Now for the fun part – some Pig Latin! Actually detecting cross-component activity will vary depending on the structure of your code; that’s part of the reason why it’s so difficult to come up with a canned schema in advance. But for a simple example let’s say that I want to detect any commit that touches files in two component directories, modA and modB. The list of file paths contained in the commit is a comma delimited field, so some data manipulation is required if we’re to avoid too much regular expression fiddling.

-- load from hcat
raw = LOAD 'git_logs' using org.apache.hcatalog.pig.HCatLoader();

-- tuple, BAG{tuple,tuple}
-- new_rev, BAG{p1,p2}
bagged = FOREACH raw GENERATE new_rev, TOKENIZE(paths) as value;
DESCRIBE bagged;

-- tuple, tuple
-- tuple, tuple
-- new_rev, p1
-- new_rev, p2
bagflat = FOREACH bagged GENERATE $0, FLATTEN(value);
DESCRIBE bagflat;

-- create list that only has first path of interest
modA = FILTER bagflat by $1 matches '^modA/.*';

-- create list that only has second path of interest
modB = FILTER bagflat by $1 matches '^modB/.*';

-- So now we have lists of commits that hit each of the paths of interest.  Join them...
-- new_rev, p1, new_rev, p2
bothMods = JOIN modA by $0, modB by $0;
DESCRIBE bothMods;

-- join on new_rev
joined = JOIN raw by new_rev, bothMods by $0;
DESCRIBE joined;

-- now that we've joined, we have the rows of interest and can discard the extra fields from both_mods
final = FOREACH joined GENERATE $0, $1, $2, $3, $4, $5, $6, $7, $8, $9, $10;
DUMP final;

As the Pig script illustrates, I manipulated the data to obtain a new structure that had one row per file per commit.
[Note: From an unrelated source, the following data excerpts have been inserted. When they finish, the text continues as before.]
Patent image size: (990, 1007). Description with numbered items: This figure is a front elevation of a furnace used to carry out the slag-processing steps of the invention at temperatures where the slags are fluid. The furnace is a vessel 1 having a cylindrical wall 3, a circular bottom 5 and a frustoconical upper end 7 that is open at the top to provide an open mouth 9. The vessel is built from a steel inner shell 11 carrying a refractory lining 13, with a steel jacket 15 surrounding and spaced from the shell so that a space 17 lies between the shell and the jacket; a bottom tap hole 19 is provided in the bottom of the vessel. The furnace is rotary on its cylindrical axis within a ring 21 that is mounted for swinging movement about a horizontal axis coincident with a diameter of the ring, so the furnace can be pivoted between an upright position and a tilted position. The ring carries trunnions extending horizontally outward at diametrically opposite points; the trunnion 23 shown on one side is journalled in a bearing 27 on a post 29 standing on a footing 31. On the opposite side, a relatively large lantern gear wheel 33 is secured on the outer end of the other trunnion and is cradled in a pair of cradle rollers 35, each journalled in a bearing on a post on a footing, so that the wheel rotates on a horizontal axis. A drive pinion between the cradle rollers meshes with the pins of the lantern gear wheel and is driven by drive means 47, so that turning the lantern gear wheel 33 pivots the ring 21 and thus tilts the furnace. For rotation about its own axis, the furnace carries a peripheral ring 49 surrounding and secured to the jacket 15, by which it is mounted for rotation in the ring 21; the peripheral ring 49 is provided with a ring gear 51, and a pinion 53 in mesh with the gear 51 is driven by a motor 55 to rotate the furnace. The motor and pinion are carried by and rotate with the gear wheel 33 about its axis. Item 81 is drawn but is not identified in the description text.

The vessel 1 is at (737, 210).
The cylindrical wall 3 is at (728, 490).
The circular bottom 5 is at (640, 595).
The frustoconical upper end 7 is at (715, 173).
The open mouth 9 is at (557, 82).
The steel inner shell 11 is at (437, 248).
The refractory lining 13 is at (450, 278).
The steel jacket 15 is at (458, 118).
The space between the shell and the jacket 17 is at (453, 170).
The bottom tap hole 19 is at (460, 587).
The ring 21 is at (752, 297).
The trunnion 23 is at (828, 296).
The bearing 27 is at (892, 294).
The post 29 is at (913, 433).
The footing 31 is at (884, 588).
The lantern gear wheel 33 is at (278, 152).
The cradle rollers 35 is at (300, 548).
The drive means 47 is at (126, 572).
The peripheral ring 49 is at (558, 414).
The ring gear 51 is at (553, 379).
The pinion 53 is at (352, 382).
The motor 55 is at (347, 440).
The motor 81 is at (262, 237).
That made it easier to operate on the file path data; I made lists of commits that contained files in each path of interest, then used a couple of joins to isolate the commits that contain files in both paths. There are certainly other ways to get to the same result, but this method was simple and effective.

In A Picture

A simplified data flow diagram shows how data makes its way from a Git commit into HDFS and eventually out again in a report.

Data Flow

Data Flow

What Next?

This simple example shows some of the power of putting Git data into Hadoop. Without knowing in advance exactly what I wanted to do, I was able to capture some important Git data and manipulate it after the fact. Hadoop’s analysis tools make it easy to work with data that isn’t well structured in advance, and of course I could take advantage of Hadoop’s scalability to run my query on a data set of any size. In the future I could take advantage of data from other ALM tools or authentication systems to flesh out a more complete report. (The next interesting question on my mind is whether commits that span multiple components have a higher defect rate than normal and require more regression fixes.)

Using Hadoop for Git data mining may seem like overkill at first, but I like to have the flexibility and scalability of Hadoop at my fingertips in advance.